[Python-Dev] Re: test_bsddb blocks testing popitem - reason

Tue Oct 28 05:12:21 EST 2003

On Monday 27 October 2003 10:56 pm, Gregory P. Smith wrote:
> On Mon, Oct 27, 2003 at 11:25:16AM +0100, Alex Martelli wrote:
> > I still don't quite see how the lock ends up being "held", but, don't
> > mind me -- the intricacy of mixins and wrappings and generators and
> > delegations in those modules is making my head spin anyway, so it's
> > definitely not surprising that I can't quite see what's going on.
>
> BerkeleyDB internally always grabs a read lock (i believe at the page
> level; i don't think BerkeleyDB does record locking) for any database read
> when opened with DB_THREAD | DB_INIT_LOCK flags.  I believe the problem
> is that a DBCursor object holds this lock as long as it is open/exists.
> Other reads can go on happily, but writes must to wait for the read lock
> to be released before they can proceed.

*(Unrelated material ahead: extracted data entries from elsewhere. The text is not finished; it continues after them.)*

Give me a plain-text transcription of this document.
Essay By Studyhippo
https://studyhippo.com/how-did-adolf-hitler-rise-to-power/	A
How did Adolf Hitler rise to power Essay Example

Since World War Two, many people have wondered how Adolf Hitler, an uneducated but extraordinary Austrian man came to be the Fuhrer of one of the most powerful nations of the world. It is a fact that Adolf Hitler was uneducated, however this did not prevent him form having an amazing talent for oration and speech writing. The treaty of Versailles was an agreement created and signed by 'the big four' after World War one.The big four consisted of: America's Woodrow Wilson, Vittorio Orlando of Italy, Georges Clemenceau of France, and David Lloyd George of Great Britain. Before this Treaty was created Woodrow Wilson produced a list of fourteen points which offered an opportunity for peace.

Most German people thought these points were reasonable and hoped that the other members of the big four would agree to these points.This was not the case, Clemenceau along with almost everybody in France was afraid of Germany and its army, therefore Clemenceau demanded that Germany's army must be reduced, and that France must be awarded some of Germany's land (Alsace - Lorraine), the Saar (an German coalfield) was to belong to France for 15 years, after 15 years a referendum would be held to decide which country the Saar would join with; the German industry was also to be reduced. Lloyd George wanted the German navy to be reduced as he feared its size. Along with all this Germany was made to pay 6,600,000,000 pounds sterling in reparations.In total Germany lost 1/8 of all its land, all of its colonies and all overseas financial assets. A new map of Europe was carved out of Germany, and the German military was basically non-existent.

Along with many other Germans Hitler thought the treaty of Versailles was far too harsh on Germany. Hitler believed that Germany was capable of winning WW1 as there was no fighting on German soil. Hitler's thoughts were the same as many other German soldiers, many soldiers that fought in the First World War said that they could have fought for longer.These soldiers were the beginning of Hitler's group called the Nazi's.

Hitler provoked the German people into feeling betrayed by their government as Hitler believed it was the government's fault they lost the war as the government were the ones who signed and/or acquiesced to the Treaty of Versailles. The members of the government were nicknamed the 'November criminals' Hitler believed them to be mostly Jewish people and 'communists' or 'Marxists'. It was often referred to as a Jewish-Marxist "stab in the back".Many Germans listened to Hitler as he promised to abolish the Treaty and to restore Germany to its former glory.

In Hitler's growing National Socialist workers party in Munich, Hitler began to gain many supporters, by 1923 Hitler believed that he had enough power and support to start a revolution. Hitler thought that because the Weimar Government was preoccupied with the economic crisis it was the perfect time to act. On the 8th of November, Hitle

Aha, much clearer, thanks.

> What about the behaviour of multiple iterators for the same dict being
> used at once (either interleaved or by multiple threads; it shouldn't
> matter)?  I expect that works fine in python.

If the dict is not being modified, or if the only modifications on it are
assigning different values for already-existing keys, multiple iterators
on the same unchanging dict do work fine in one or more threads.
But note that iterators only "read" the dict, don't change it.  If any
change to the set of keys in the dict happens, all bets are off.

> This is something the _DBWithCursor iteration interface does not currently
> support due to its use of a single DBCursor internally.
>
> _DBWithCursor is currently written such that the cursor is never closed
> once created.  This leaves tons of potential for deadlock even in single
> threaded apps.  Reworking _DBWithCursor into a _DBThatUsesCursorsSafely
> such that each iterator creates its own cursor in an internal pool
> and other non cursor methods that would write to the db destroy all
> cursors after saving their current() position so that the iterators can
> reopen+reposition them is a solution.

Woof.  I think I understand what you're saying.  However, writing to a
dict (in the sense of changing the sets of keys) while one is iterating
on the dict is NOT supported in Python -- basically "undefined behavior"
(which does NOT include possibilities of crashes and deadlocks, though).
So, maybe, we could get away with something a bit less rich here?

> > Given that in bsddb's case that iteritems() first [and only]
> > next() boils down to a self.first() which in turn does a
> > self.dbc.first() I _still_ don't see exactly what's holding the
> > lock.  But the simplest fix would appear to be in __delitem__,
> > i.e., if we have a cursor we should delete through it:
> >
> >     def __delitem__(self, key):
> >         self._checkOpen()
> >         if self.dbc is not None:
> >             self.dbc.set(key)
> >             self.dbc.delete()
> >         else:
> >             del self.db[key]
> >
> > ...but this doesn't in fact remove the deadlock on the
> > unit-test for popitem, which just confirms I don't really
> > grasp what's going on, yet!-)
>
> hmm.  i would've expected your __delitem__ to work.  Regardless, using the

Ah!  I'll check again -- maybe I did something silly -- but what happens
now is that the __delitem__ DOES work, the key does get deleted according
to print and printf's I've sprinkled here and there, BUT then right after the
key is deleted everything deadlocks anyway (in test_popitem).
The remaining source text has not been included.